İHTİYACIMIZ SADECE SAĞDUYU VE SÜKÜNET
İşler yolunda giderken, iyi işler çıkarırken birdenbire her şeyi tersyüz ederek başa dönmek ve kendi ayağımıza kurşun sıkmak galiba karakteristik bir özelliğimiz. Zor kazanıyor, kolay kaybediyor, çabuk unutuyoruz. Daha dün toplumsal ve ekonomik gelişimi gıpta ile izlenen,
-Krizden olumsuz etkilenmesi beklenirken, kriz ortamından fırsatlar çıkaran,
-Krizin ortasında (2011 yılı) Çin’in ardından dünya’nın en hızlı büyüyen 2. Ekonomisi olan,
-İhracat pazarını çeşitlendirip rekor üzerine rekor kıran,
-Parasından 6 sıfır atıp, itibar sorunu yaşayan parasına itibar kazandıran,
-İşsizliği azaltıp, kaderi haline gelmiş enflasyonu tek hanelere indirip sorun olmaktan çıkaran,
-IMF’ye son borç taksidini ödeyip, Düyun-u Umumiye ile başlayıp 139 yıl süren bir devri kapatan,
-Bölgesinde adı artık istikrar ile anılan ve
-Henüz bir ay öncesinde art arda 3 ayrı rating kuruluşu tarafından notu arttırılarak yatırım yapılabilir ülke standardını yakalayan ülkemizde ne oldu ve ne değişti de ortalık bir anda karışıverdi.
Meydanlar dolmuş ve piyasalar bir miktar karışmış olsa da aslında değişen bir şey olmadı. Zira sağlam kurumları ve sağlam ekonomik yapısı ile Türkiye artık güçlü bir ülke. 2001 yılından bu yana kriz yaşamıyoruz ve her geçen yıl biraz daha güçlendiğimizi de hissediyorduk.
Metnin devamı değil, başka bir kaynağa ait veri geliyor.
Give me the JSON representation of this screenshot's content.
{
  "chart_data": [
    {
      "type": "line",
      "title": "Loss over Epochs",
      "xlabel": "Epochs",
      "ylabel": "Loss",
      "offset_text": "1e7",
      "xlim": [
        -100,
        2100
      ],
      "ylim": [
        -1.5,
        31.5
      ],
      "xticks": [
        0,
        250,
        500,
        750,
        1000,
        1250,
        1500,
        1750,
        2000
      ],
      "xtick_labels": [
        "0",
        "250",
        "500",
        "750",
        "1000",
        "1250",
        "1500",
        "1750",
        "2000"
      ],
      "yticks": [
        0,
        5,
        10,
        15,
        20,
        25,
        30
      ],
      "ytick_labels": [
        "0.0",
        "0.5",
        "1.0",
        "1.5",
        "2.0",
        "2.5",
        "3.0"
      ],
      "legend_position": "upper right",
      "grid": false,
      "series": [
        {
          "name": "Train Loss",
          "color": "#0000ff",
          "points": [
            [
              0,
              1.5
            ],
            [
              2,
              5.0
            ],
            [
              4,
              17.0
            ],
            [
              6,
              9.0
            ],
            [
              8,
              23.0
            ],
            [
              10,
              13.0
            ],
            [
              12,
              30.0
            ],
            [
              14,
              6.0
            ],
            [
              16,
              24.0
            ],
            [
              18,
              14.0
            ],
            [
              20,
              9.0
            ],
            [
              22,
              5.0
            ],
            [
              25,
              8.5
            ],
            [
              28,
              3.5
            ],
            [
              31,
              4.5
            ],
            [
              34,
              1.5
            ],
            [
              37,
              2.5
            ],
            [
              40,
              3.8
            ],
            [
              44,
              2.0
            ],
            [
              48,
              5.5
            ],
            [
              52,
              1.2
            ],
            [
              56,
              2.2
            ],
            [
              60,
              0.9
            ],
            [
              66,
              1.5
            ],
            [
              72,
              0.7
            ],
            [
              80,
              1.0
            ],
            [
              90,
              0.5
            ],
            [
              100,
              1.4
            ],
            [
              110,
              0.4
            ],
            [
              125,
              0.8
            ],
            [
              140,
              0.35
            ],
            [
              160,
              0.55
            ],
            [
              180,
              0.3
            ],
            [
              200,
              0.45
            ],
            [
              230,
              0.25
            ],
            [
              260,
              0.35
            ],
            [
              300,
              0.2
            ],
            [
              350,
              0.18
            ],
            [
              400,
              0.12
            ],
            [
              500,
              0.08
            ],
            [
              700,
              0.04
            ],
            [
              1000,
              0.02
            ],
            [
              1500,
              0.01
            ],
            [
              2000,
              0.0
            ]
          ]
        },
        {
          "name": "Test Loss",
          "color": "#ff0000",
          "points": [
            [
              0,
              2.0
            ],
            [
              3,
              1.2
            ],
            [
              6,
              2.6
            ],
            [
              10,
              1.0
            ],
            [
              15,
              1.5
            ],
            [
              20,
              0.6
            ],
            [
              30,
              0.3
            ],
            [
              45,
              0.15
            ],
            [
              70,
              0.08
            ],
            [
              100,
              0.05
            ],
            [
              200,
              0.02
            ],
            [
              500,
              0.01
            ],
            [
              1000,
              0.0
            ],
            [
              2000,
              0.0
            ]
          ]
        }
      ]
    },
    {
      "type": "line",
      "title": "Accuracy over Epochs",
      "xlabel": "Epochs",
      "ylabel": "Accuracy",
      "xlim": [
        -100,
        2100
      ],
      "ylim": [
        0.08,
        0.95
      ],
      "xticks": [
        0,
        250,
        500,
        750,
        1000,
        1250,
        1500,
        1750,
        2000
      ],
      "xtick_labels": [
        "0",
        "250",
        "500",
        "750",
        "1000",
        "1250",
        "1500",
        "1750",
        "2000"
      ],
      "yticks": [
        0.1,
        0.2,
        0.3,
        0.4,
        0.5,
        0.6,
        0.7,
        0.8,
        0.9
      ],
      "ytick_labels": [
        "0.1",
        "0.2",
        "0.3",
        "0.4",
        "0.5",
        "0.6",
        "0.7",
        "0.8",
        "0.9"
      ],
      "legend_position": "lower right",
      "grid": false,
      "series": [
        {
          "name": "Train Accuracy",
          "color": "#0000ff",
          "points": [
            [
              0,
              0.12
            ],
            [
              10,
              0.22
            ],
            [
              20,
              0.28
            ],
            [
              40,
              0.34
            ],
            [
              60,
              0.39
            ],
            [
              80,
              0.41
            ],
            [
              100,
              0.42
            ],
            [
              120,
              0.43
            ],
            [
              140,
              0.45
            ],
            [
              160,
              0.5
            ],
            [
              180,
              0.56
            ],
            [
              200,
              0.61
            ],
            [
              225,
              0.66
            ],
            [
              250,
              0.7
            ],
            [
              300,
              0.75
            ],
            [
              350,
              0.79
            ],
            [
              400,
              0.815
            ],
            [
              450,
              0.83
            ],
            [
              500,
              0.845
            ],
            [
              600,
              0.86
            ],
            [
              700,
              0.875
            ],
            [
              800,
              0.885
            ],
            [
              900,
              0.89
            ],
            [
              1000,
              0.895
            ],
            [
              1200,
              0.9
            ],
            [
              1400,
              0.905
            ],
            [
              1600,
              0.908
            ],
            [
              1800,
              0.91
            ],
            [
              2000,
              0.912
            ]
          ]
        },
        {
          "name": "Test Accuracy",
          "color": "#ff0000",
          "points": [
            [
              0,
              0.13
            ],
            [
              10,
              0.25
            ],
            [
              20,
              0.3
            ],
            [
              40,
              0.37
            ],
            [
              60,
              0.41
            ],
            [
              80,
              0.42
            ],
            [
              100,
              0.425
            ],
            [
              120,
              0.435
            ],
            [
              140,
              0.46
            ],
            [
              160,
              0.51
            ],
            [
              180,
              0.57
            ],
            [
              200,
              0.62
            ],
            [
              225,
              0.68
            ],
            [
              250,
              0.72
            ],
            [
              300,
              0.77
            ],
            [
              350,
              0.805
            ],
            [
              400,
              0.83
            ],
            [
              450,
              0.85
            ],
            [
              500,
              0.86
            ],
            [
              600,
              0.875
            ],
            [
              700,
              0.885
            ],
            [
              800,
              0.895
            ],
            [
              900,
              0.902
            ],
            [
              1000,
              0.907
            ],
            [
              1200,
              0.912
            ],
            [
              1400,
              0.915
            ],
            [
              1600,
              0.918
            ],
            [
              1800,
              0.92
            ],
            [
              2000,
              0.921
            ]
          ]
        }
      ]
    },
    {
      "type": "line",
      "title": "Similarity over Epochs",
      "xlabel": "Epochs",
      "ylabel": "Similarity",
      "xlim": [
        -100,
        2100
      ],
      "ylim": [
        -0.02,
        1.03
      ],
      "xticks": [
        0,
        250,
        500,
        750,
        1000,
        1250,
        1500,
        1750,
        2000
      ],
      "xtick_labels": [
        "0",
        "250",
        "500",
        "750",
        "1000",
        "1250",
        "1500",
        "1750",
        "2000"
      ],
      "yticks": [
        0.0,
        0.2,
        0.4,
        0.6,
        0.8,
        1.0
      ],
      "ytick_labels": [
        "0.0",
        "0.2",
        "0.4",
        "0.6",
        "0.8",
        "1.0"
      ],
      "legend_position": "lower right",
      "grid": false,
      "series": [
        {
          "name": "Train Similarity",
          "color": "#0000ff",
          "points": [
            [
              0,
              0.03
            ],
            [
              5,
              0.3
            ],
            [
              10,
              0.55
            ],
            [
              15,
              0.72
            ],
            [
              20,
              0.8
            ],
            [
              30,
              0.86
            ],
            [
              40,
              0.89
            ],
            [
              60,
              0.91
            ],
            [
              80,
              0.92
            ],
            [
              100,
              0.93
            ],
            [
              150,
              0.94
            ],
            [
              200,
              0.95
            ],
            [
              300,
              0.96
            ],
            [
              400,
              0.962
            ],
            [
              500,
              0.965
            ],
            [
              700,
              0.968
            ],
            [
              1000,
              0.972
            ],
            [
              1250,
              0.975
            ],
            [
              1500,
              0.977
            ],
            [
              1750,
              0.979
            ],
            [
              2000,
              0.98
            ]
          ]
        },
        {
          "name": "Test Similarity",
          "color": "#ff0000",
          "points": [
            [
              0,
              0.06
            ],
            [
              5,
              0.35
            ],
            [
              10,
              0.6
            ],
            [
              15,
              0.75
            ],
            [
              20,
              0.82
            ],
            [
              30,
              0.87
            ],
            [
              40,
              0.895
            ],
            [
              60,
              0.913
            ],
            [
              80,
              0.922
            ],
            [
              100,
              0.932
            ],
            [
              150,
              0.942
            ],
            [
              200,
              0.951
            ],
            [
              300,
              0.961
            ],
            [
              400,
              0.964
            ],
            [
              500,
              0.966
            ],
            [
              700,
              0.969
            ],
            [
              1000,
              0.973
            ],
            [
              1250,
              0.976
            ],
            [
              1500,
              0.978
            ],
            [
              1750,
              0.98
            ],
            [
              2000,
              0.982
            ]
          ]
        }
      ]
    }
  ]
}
Bu krizle birlikte artık çok daha net bir şekilde anladık ki, Türkiye artık eski Türkiye değil. Evet, piyasalar bir miktar çalkalandı, eylemlerin başladığı ilk gün borsa %10 düştü, döviz hareketlendi. (gerçi piyasayı belirleyen üç merkez bankası başkanının tahvil alım miktarını azaltarak para basmayı aşamalı olarak sonlandıracakları yönünde yaptıkları açıklamaların dövizin yükselişin de önemli payları vardır ve bu yükselişi sadece meydanlarla İlişkilendirmek doğru değildir.) Yurtdışı tur operatörlerinin rezervasyonlarında bir miktar iptaller oldu, ancak dün borsa kaybının yarısını geri aldı, Merkez bankasının müdahalesi ile dövizdeki yükseliş durduruldu ve taşlar tekrar yerine oturmaya başladı. Bu kritik dönemde ihtiyacımız olan sadece biraz sağduyu ve sükûnet.
Ülkemiz artık çok daha güçlü, yeter ki eski alışkanlıklarımız nüksetmesin, yeter ki, ayağımıza kurşun sıkmayalım. Kardeşlik türküleri söylediğimiz, tarihimize geri döndüğümüz şu dönemde tek ihtiyacımız olan biraz sağduyu ve sükûnet. Kriz Yunancada (crısıs) hastalığın dönüm noktası demektir ve her dönüm noktası risklerin yanında fırsatlar da içerir. Kriz atlatma hususunda tecrübesinden şüphe duymadığımız ülkemizin bu krizden de toplumsal feraseti, sabrı ve sağduyusuyla bir hayır çıkaracağından şüphe duymamalıyız.